Photo credit: James Barker

“The best teachers I know are the ones that still see themselves as works in progress and are continually looking for new ways to improve. They are learners. They are students of their profession and calling.”

— Jarod Bormann in Professionally Driven: Empower Every Educator To Redefine PD

At 40 years old, I’m now in my 18th year of teaching at my fourth school. With memories of being the “young guy” on campus still fresh in my memory, I now wear the label of veteran.

Of course, those years of experience offer confidence and insight. 17 years removed from rookie, I have a clearer sense of my professional strengths and weaknesses.

I know a whole lot more about classroom management and student behavior. I have a firmer understanding of what optimal conditions for learning look like. My thinking around assessment and learning has evolved astronomically. I’m better at setting personal boundaries and establishing self-care practices that allow me to be better in the classroom.

But I’m keenly aware that I still have a long, LONG way to go and a whole lot more to learn.

And I love that.

There might have been a time early in my career when I envisioned the master teacher as an educator who had basically arrived. This was the teacher who held her students’ attention with hypnotic powers. Who oozed the sort of charisma that inspired incredible heights of work, creativity, and achievement. Whose timeless classroom management systems had been tweaked to a state of permanent perfection. Who drew from a bottomless well of instructional resources to locate a solution for every possible challenge. Who personally knew every inch of their content area and whose expertise was legendary.

Who never made a mistake, never failed, who never felt embarrassed or frustrated.

Today, there might be some aspects of confidence and mastery in that vision that I still strive for. But I also recognize that most of that picture of “arrival” is mere mythology.

I now see that year-over-year consistency leads to stagnancy, that comfort breeds complacency.

As I continue to grow as a professional, as I learn from my PLN, as I read Mindset by Carol Dweck or Professionally Driven by Jarod Bormann, I’m constantly reminded that we’re all — ALL OF US — on a continuous journey of growing, stretching, and learning.

Even the best among us fail, miss the mark, pick ourselves up and continue to learn.

Especially the best among us.

I took a new teaching position this year, and in some ways, a new position means going back to square one. Hitting reset.

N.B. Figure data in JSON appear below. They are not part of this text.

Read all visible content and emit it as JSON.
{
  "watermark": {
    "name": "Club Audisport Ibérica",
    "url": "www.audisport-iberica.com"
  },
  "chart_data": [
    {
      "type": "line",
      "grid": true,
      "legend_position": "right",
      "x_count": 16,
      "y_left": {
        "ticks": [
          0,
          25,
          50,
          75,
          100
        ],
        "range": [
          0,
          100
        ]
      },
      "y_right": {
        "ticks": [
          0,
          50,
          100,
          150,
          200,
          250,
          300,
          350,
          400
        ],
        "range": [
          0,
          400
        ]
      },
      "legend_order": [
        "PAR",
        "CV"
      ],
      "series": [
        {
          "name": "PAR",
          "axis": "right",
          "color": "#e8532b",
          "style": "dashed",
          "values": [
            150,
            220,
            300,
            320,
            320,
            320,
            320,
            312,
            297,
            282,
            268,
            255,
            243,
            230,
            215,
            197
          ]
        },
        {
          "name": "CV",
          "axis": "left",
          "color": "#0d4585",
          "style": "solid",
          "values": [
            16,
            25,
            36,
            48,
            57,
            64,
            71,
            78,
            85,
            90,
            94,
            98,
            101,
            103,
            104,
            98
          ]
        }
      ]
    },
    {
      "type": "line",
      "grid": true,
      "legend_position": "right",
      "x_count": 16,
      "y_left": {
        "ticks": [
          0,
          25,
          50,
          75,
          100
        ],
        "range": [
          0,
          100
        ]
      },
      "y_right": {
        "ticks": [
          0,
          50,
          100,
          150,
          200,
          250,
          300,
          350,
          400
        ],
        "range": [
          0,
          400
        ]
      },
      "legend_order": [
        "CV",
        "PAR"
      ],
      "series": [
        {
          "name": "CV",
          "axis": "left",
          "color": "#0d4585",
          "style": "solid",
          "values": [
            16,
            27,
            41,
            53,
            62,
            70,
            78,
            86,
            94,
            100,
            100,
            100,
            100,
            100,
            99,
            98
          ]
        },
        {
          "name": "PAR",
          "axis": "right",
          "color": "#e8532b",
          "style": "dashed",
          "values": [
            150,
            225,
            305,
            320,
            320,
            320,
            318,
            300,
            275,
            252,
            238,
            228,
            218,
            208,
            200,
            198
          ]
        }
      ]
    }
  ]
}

It’s a chance to ignore my old assumptions and beliefs, to reimagine every moment, every class, every course, every subject. To critique my own practice. To push the limits of what is possible for every one of my learners.

I want to push myself into uncomfortable spaces and take bigger risks.

Because I haven’t made it. And because “making it” isn’t the goal, anyway.

“If you haven’t failed in the classroom lately, you aren’t pushing the envelope far enough. ‘Safe’ lessons are a recipe for mediocrity at best.”

— Dave Burgess in Teach Like a Pirate

I’m a student of my profession.
I’m a lifelong learner.
And the appetite for growth is real.

So I’m getting after it.
I’m seeking to stretch, risk, grow, and learn.

I’m staying hungry this year.

2 thoughts on “Staying Hungry

  1. Wow! Brings back good memories. I am just a little over twice your age and after a 50 year career, I am still learning, growing and changing. I like the “hit reset” or “refresh” images and taking them beyond the technical to the visceral as well as the cognitive domains of our own lives. Keep up the good work, my friend. Students and colleagues will be the beneficiaries.